Sarà capitato anche a voi di dimenticare il portafogli o le chiavi uscendo da casa o dal camerino di prova di un negozio. Oppure qualche altra cosa che vi serviva proprio quel giorno. Questo dispositivo di semplice applicazione farà in modo che non accada più. Il progetto, realizzato con una stampante 3D, con un lasercutter e con una scheda Arduino, all’apertura della porta, avviserà con segnale acustico e luminoso se qualche oggetto è stato “dimenticato” su un apposito supporto, posizionato all’interno dell’abitazione o del camerino. «Spero di trovare qualche azienda interessata a produrre il mio progetto. Penso sia un oggetto utile ed il costo è contenuto» racconta il giovane: «Un’idea nata quasi per caso, nel camerino di un negozio di abbigliamento in un centro commerciale».

«Dovevo provare dei pantaloni, ho tolto dalle tasche di quelli che indossavo portafogli e chiavi per evitare che cadessero sul pavimento e mi sono reso conto che non c’era nessun supporto per appoggiarli se non uno sgabello dove c’erano già i capi da provare – prosegue -. Ho quindi pensato che sarebbe stato utile progettare qualcosa che svolgesse la doppia funzione di supporto e di “memoria” per non correre il rischio di dimenticare qualcosa. Nei giorni successivi ho capito che l’idea si poteva estendere anche alla vita di tutti i giorni, ad esempio per evitare di lasciare le chiavi di casa all’interno dell’abitazione con il rischio di dover ricorrere al fabbro o ai vigili del fuoco per rientrare, con conseguenti danni e costi oppure semplicemente per non dimenticare un oggetto o un documento importante».

Dall’idea al prototipo: alcune parti sono state realizzate con la stampante 3D, altre con del legno tagliato con il lasercutter, il circuito disegnato e testato. «Devo ringraziare il Faberlab di Tradate e soprattutto Angelo Bongio che mi ha permesso di utilizzare il lasercutter ed Erica Contran che mi ha aiutato nell’elaborazione dei files necessari per realizzare le parti in legno del mio progetto ed il modello in scala ridotta che mi permetterà di dimostrare al pubblico della Maker Faire Rome 2016 come funziona».

La storia di Giovanni comincia proprio al Faberlab di Tradate dove, nell’ottobre 2014, frequenta un corso per imparare ad utilizzare la scheda Arduino. «Mi si è aperto un mondo – dice Giovanni – a cui piace sperimentare, cercare nuove applicazioni e condividere con gli altri le sue conoscenze.
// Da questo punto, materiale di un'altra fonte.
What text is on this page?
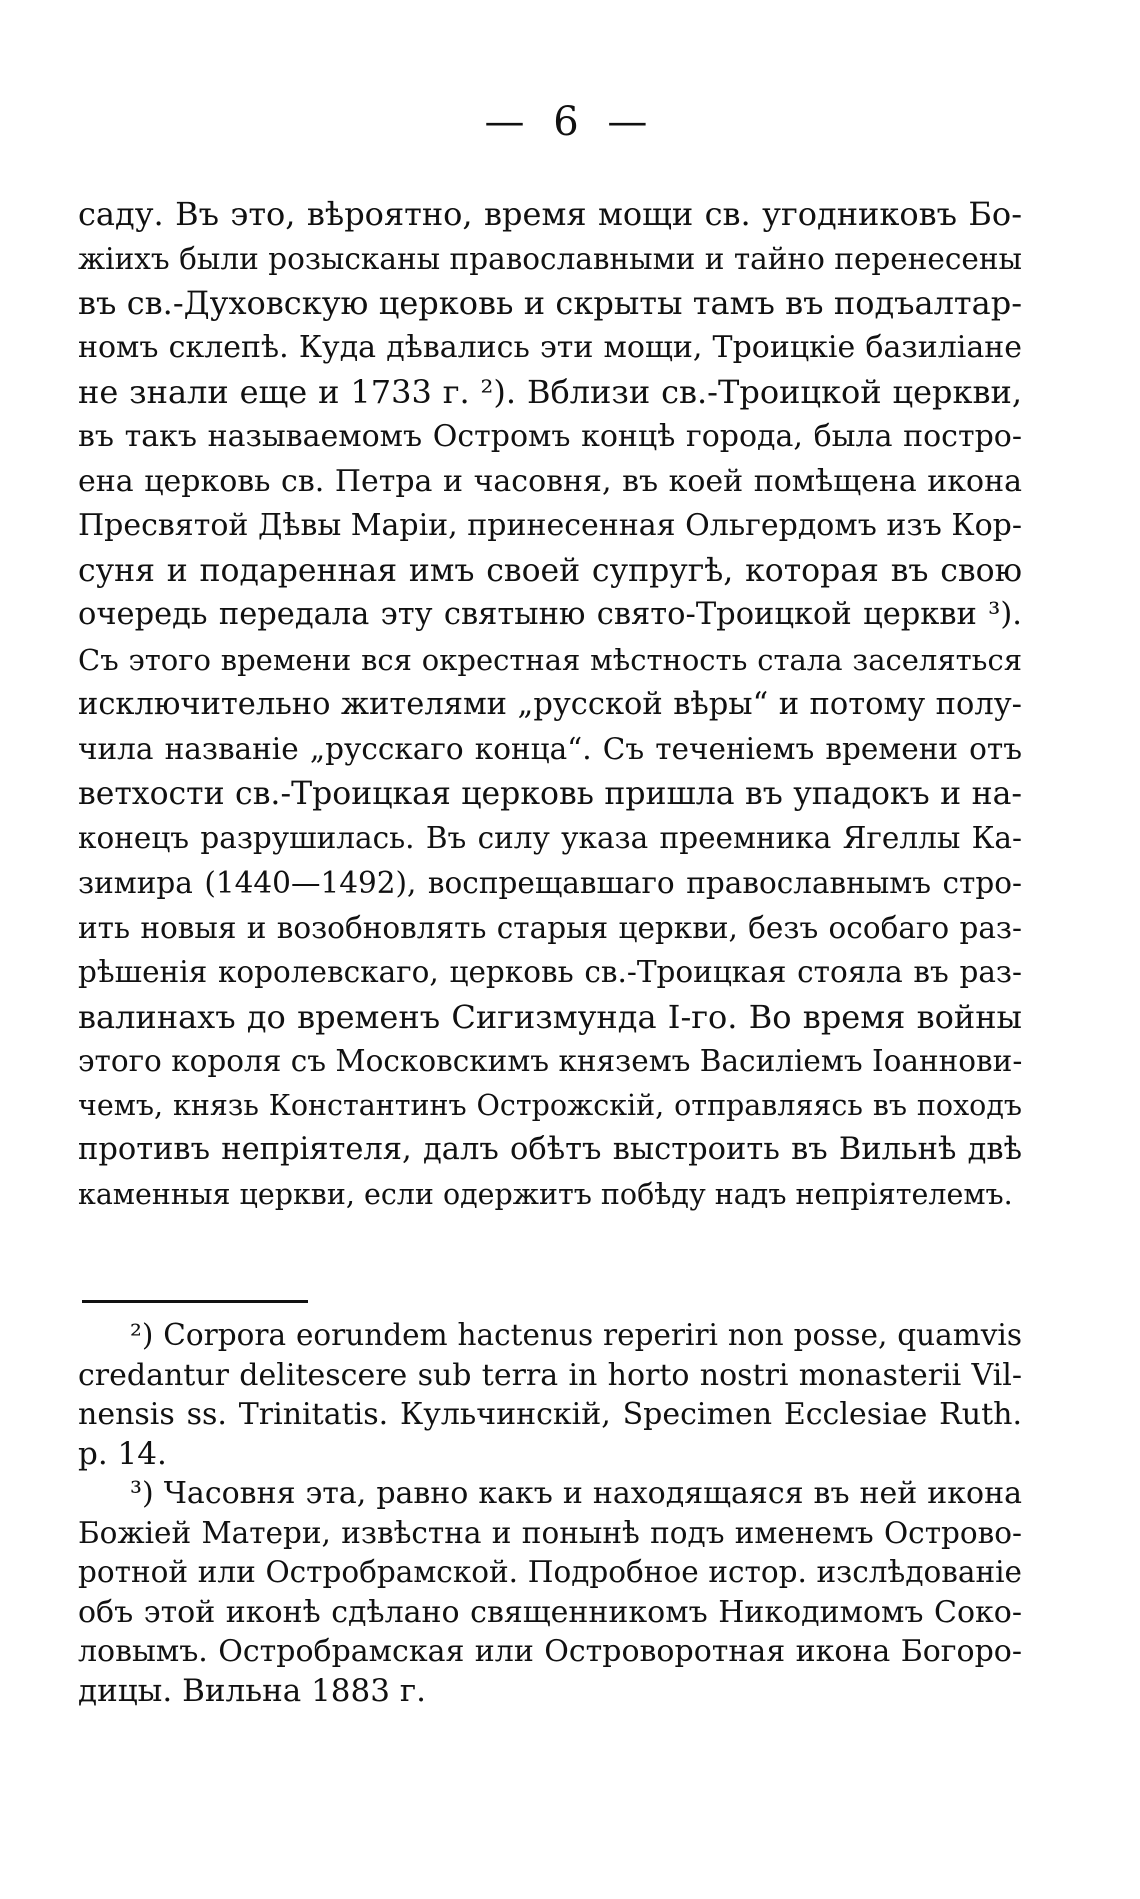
— 6 —
саду. Въ это, вѣроятно, время мощи св. угодниковъ Бо-
жіихъ были розысканы православными и тайно перенесены
въ св.-Духовскую церковь и скрыты тамъ въ подъалтар-
номъ склепѣ. Куда дѣвались эти мощи, Троицкіе базиліане
не знали еще и 1733 г. ²). Вблизи св.-Троицкой церкви,
въ такъ называемомъ Остромъ концѣ города, была постро-
ена церковь св. Петра и часовня, въ коей помѣщена икона
Пресвятой Дѣвы Маріи, принесенная Ольгердомъ изъ Кор-
суня и подаренная имъ своей супругѣ, которая въ свою
очередь передала эту святыню свято-Троицкой церкви ³).
Съ этого времени вся окрестная мѣстность стала заселяться
исключительно жителями „русской вѣры“ и потому полу-
чила названіе „русскаго конца“. Съ теченіемъ времени отъ
ветхости св.-Троицкая церковь пришла въ упадокъ и на-
конецъ разрушилась. Въ силу указа преемника Ягеллы Ка-
зимира (1440—1492), воспрещавшаго православнымъ стро-
ить новыя и возобновлять старыя церкви, безъ особаго раз-
рѣшенія королевскаго, церковь св.-Троицкая стояла въ раз-
валинахъ до временъ Сигизмунда I-го. Во время войны
этого короля съ Московскимъ княземъ Василіемъ Іоаннови-
чемъ, князь Константинъ Острожскій, отправляясь въ походъ
противъ непріятеля, далъ обѣтъ выстроить въ Вильнѣ двѣ
каменныя церкви, если одержитъ побѣду надъ непріятелемъ.
²) Corpora eorundem hactenus reperiri non posse, quamvis
credantur delitescere sub terra in horto nostri monasterii Vil-
nensis ss. Trinitatis. Кульчинскій, Specimen Ecclesiae Ruth.
p. 14.
³) Часовня эта, равно какъ и находящаяся въ ней икона
Божіей Матери, извѣстна и понынѣ подъ именемъ Острово-
ротной или Остробрамской. Подробное истор. изслѣдованіе
объ этой иконѣ сдѣлано священникомъ Никодимомъ Соко-
ловымъ. Остробрамская или Островоротная икона Богоро-
дицы. Вильна 1883 г.
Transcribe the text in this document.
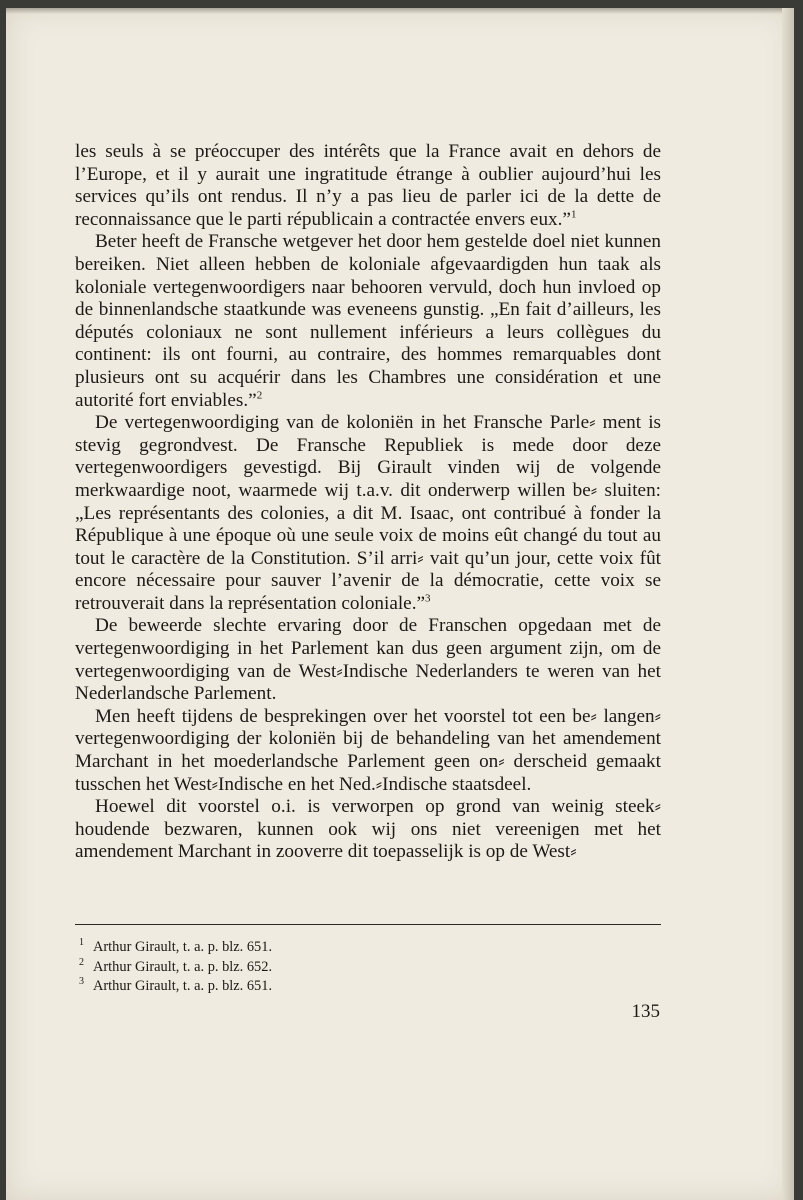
les seuls à se préoccuper des intérêts que la France avait en dehors de l’Europe, et il y aurait une ingratitude étrange à oublier aujourd’hui les services qu’ils ont rendus. Il n’y a pas lieu de parler ici de la dette de reconnaissance que le parti républicain a contractée envers eux.”$^1$

Beter heeft de Fransche wetgever het door hem gestelde doel niet kunnen bereiken. Niet alleen hebben de koloniale afgevaardigden hun taak als koloniale vertegenwoordigers naar behooren vervuld, doch hun invloed op de binnenlandsche staatkunde was eveneens gunstig. „En fait d’ailleurs, les députés coloniaux ne sont nullement inférieurs a leurs collègues du continent: ils ont fourni, au contraire, des hommes remarquables dont plusieurs ont su acquérir dans les Chambres une considération et une autorité fort enviables.”$^2$

De vertegenwoordiging van de koloniën in het Fransche Parle⸗ ment is stevig gegrondvest. De Fransche Republiek is mede door deze vertegenwoordigers gevestigd. Bij Girault vinden wij de volgende merkwaardige noot, waarmede wij t.a.v. dit onderwerp willen be⸗ sluiten: „Les représentants des colonies, a dit M. Isaac, ont contribué à fonder la République à une époque où une seule voix de moins eût changé du tout au tout le caractère de la Constitution. S’il arri⸗ vait qu’un jour, cette voix fût encore nécessaire pour sauver l’avenir de la démocratie, cette voix se retrouverait dans la représentation coloniale.”$^3$

De beweerde slechte ervaring door de Franschen opgedaan met de vertegenwoordiging in het Parlement kan dus geen argument zijn, om de vertegenwoordiging van de West⸗Indische Nederlanders te weren van het Nederlandsche Parlement.

Men heeft tijdens de besprekingen over het voorstel tot een be⸗ langen⸗vertegenwoordiging der koloniën bij de behandeling van het amendement Marchant in het moederlandsche Parlement geen on⸗ derscheid gemaakt tusschen het West⸗Indische en het Ned.⸗Indische staatsdeel.

Hoewel dit voorstel o.i. is verworpen op grond van weinig steek⸗ houdende bezwaren, kunnen ook wij ons niet vereenigen met het amendement Marchant in zooverre dit toepasselijk is op de West⸗

1 Arthur Girault, t. a. p. blz. 651.

2 Arthur Girault, t. a. p. blz. 652.

3 Arthur Girault, t. a. p. blz. 651.

135
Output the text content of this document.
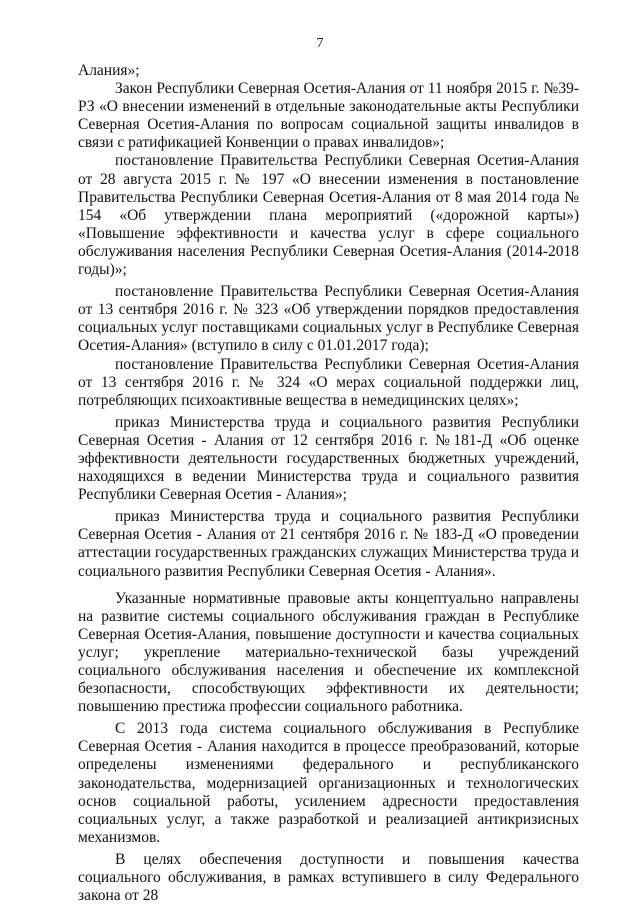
7

Алания»;

Закон Республики Северная Осетия-Алания от 11 ноября 2015 г. №39-РЗ «О внесении изменений в отдельные законодательные акты Республики Северная Осетия-Алания по вопросам социальной защиты инвалидов в связи с ратификацией Конвенции о правах инвалидов»;

постановление Правительства Республики Северная Осетия-Алания от 28 августа 2015 г. № 197 «О внесении изменения в постановление Правительства Республики Северная Осетия-Алания от 8 мая 2014 года № 154 «Об утверждении плана мероприятий («дорожной карты») «Повышение эффективности и качества услуг в сфере социального обслуживания населения Республики Северная Осетия-Алания (2014-2018 годы)»;

постановление Правительства Республики Северная Осетия-Алания от 13 сентября 2016 г. № 323 «Об утверждении порядков предоставления социальных услуг поставщиками социальных услуг в Республике Северная Осетия-Алания» (вступило в силу с 01.01.2017 года);

постановление Правительства Республики Северная Осетия-Алания от 13 сентября 2016 г. № 324 «О мерах социальной поддержки лиц, потребляющих психоактивные вещества в немедицинских целях»;

приказ Министерства труда и социального развития Республики Северная Осетия - Алания от 12 сентября 2016 г. №181-Д «Об оценке эффективности деятельности государственных бюджетных учреждений, находящихся в ведении Министерства труда и социального развития Республики Северная Осетия - Алания»;

приказ Министерства труда и социального развития Республики Северная Осетия - Алания от 21 сентября 2016 г. № 183-Д «О проведении аттестации государственных гражданских служащих Министерства труда и социального развития Республики Северная Осетия - Алания».

Указанные нормативные правовые акты концептуально направлены на развитие системы социального обслуживания граждан в Республике Северная Осетия-Алания, повышение доступности и качества социальных услуг; укрепление материально-технической базы учреждений социального обслуживания населения и обеспечение их комплексной безопасности, способствующих эффективности их деятельности; повышению престижа профессии социального работника.

С 2013 года система социального обслуживания в Республике Северная Осетия - Алания находится в процессе преобразований, которые определены изменениями федерального и республиканского законодательства, модернизацией организационных и технологических основ социальной работы, усилением адресности предоставления социальных услуг, а также разработкой и реализацией антикризисных механизмов.

В целях обеспечения доступности и повышения качества социального обслуживания, в рамках вступившего в силу Федерального закона от 28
Con il suo progetto “Arrow Jacket” ha partecipato lo scorso anno alla Maker Faire Rome ed alle Mini Maker Faire di Trieste e Torino. Quest’anno alla Mini Maker Faire di Trieste ha presentato una serra Internet Of Thing, con la quale è possibile monitorare umidità del terreno e temperatura ottimali per la crescita delle piante e che attiva automaticamente, quando la pianta ne ha bisogno, irrigatore e lampada termica. Un sistema che consente alle piante di sopravvivere anche in nostra assenza e a noi di rilevare i dati anche da lontano.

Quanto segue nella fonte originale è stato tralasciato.